Wheat prices jumped again, bringing their three-day gain to 13%, after the US warned that Russia has laid mines at Ukrainian grain ports.

The US alert, based on intelligence, came after Russia on Wednesday said that all ships sailing to those ports would be considered military vessels. The threats have dashed hopes that Ukraine will be able to keep exporting grains via the Black Sea — historically its most important shipping route — forcing supplies to world markets through narrower and more cumbersome avenues.

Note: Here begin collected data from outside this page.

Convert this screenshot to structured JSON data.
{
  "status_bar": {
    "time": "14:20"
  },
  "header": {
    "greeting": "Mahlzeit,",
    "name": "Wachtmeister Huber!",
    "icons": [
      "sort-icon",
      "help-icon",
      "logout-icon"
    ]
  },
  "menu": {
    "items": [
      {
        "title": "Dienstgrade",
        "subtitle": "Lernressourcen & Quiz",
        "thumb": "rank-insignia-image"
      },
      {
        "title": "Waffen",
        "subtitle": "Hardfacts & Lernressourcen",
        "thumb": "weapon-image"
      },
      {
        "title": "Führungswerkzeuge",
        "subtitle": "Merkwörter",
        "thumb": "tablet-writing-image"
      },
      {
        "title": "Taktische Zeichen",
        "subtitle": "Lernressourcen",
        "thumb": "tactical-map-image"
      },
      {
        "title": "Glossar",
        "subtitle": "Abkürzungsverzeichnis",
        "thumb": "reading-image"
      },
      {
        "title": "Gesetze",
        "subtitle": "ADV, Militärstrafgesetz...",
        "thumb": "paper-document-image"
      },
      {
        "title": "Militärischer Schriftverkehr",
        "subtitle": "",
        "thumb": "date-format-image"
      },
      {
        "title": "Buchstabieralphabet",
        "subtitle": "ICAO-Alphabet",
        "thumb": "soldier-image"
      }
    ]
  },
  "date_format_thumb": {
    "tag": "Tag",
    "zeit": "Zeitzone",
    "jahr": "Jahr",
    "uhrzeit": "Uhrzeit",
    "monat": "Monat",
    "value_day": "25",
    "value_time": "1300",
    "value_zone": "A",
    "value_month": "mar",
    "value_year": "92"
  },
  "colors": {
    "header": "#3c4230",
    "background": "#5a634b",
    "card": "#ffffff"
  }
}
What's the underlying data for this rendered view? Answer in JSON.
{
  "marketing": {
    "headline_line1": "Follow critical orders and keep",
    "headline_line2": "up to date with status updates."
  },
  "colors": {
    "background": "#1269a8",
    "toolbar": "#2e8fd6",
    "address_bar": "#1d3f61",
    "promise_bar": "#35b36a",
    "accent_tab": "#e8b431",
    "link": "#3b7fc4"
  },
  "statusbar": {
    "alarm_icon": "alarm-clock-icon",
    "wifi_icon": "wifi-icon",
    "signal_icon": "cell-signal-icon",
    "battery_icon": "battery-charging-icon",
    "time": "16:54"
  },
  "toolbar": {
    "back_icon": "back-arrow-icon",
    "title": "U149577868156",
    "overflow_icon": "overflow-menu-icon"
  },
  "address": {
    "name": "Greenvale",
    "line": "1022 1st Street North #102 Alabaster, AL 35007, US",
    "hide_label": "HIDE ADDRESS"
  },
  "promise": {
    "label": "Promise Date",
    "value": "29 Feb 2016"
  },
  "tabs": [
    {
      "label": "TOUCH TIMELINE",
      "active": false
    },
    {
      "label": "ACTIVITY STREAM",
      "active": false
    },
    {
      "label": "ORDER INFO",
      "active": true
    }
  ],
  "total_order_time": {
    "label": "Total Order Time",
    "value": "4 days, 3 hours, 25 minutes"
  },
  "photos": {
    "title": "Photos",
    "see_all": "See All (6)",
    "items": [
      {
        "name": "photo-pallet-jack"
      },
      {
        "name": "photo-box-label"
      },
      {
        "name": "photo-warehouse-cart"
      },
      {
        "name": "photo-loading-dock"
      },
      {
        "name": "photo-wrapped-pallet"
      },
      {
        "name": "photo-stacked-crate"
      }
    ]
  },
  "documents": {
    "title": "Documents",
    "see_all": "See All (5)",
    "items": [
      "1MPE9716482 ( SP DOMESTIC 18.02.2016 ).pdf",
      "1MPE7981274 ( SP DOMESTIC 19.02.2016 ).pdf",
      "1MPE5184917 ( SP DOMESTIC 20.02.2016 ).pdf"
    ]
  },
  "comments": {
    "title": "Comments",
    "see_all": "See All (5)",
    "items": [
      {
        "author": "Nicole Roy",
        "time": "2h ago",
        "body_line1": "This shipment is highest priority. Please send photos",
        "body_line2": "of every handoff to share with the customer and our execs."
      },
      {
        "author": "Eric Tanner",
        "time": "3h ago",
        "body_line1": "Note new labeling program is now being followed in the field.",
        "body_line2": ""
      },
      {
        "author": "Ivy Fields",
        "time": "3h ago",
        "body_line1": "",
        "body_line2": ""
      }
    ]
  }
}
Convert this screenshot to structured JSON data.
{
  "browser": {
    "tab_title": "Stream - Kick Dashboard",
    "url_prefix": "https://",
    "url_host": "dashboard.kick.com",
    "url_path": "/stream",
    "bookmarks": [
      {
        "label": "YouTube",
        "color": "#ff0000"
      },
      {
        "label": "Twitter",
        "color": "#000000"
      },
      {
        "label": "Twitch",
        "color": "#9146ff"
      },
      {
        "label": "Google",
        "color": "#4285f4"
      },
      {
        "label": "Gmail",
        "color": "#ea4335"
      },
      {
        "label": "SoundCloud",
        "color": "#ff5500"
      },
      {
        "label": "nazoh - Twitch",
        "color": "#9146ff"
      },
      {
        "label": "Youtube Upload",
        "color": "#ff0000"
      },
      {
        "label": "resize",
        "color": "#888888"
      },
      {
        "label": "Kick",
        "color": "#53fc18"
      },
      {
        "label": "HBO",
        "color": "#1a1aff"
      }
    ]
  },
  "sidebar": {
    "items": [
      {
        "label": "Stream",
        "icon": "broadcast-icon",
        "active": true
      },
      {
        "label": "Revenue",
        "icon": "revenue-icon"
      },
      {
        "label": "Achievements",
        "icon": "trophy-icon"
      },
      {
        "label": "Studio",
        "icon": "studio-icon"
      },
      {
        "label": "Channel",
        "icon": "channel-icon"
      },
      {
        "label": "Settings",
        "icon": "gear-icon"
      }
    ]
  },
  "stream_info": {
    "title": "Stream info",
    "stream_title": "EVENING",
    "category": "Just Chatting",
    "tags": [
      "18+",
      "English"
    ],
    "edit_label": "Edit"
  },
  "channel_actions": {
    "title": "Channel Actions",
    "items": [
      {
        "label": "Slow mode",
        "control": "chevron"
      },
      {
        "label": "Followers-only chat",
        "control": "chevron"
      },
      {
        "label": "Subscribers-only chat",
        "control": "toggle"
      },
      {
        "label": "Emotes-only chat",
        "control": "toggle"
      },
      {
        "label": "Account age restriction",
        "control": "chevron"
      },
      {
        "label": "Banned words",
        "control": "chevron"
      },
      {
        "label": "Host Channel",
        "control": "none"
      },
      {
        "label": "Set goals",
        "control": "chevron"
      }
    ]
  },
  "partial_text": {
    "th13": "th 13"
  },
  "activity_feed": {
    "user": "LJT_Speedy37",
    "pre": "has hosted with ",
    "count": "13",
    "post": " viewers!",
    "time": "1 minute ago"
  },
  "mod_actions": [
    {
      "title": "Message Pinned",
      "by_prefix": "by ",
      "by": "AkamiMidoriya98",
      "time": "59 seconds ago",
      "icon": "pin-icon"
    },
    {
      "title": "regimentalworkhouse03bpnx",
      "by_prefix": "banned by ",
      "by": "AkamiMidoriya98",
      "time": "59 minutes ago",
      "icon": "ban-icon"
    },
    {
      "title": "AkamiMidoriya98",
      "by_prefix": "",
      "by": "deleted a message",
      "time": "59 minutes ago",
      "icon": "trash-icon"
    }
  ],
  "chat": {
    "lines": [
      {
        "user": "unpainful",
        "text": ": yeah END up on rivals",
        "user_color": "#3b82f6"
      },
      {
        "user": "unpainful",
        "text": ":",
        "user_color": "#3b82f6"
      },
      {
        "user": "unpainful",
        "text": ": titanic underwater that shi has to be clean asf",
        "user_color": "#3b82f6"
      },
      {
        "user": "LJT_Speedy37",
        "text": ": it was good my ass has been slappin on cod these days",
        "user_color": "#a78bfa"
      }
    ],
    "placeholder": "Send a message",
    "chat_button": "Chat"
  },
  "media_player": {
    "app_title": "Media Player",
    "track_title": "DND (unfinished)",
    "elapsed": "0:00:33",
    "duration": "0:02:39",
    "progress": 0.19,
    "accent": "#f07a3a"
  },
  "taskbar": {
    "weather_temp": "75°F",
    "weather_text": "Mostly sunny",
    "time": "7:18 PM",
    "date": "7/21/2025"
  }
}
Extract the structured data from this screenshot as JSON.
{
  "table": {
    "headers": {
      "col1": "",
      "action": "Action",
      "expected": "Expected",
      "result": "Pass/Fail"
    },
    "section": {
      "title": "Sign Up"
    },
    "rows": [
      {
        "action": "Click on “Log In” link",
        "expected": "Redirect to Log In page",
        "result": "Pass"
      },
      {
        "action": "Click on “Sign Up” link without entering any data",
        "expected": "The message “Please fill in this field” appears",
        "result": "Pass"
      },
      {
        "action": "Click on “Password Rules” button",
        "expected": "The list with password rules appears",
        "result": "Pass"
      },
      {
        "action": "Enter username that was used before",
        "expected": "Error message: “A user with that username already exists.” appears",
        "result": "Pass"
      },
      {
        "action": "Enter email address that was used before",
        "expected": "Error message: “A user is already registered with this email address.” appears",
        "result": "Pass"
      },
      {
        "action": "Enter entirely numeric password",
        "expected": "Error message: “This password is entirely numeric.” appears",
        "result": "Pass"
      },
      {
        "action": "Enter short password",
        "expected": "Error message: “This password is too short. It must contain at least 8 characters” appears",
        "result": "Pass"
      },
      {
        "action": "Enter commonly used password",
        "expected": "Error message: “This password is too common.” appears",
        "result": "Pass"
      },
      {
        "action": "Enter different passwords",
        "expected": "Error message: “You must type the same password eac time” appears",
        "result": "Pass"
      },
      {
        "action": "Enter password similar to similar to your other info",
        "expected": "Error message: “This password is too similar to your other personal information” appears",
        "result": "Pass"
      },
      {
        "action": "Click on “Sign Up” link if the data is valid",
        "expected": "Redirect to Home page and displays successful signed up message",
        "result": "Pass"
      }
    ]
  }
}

  • TSMC flags 10% fall in 2023 sales as weak global outlook weighs -Reuters

Taiwanese chipmaker TSMC forecast a drop of around 10% in 2023 sales on Thursday and flagged investment spending at the low end of estimates as global economic woes dent demand for chips used in everything from cars to cellphones.

The world’s largest contract chipmaker said that high demand for artificial intelligence (AI) and its position as the largest manufacturer of AI chips has not offset broader end market weakness as the global economy recovers more slowly than it had expected.

“The short-term frenzy about the AI demand definitely cannot extrapolate for the long term. Neither can we predict the near future – meaning next year – how the sudden demand will continue or flatten out,” TSMC chairman Mark Liu said after the company reported a 23% fall in second-quarter profit.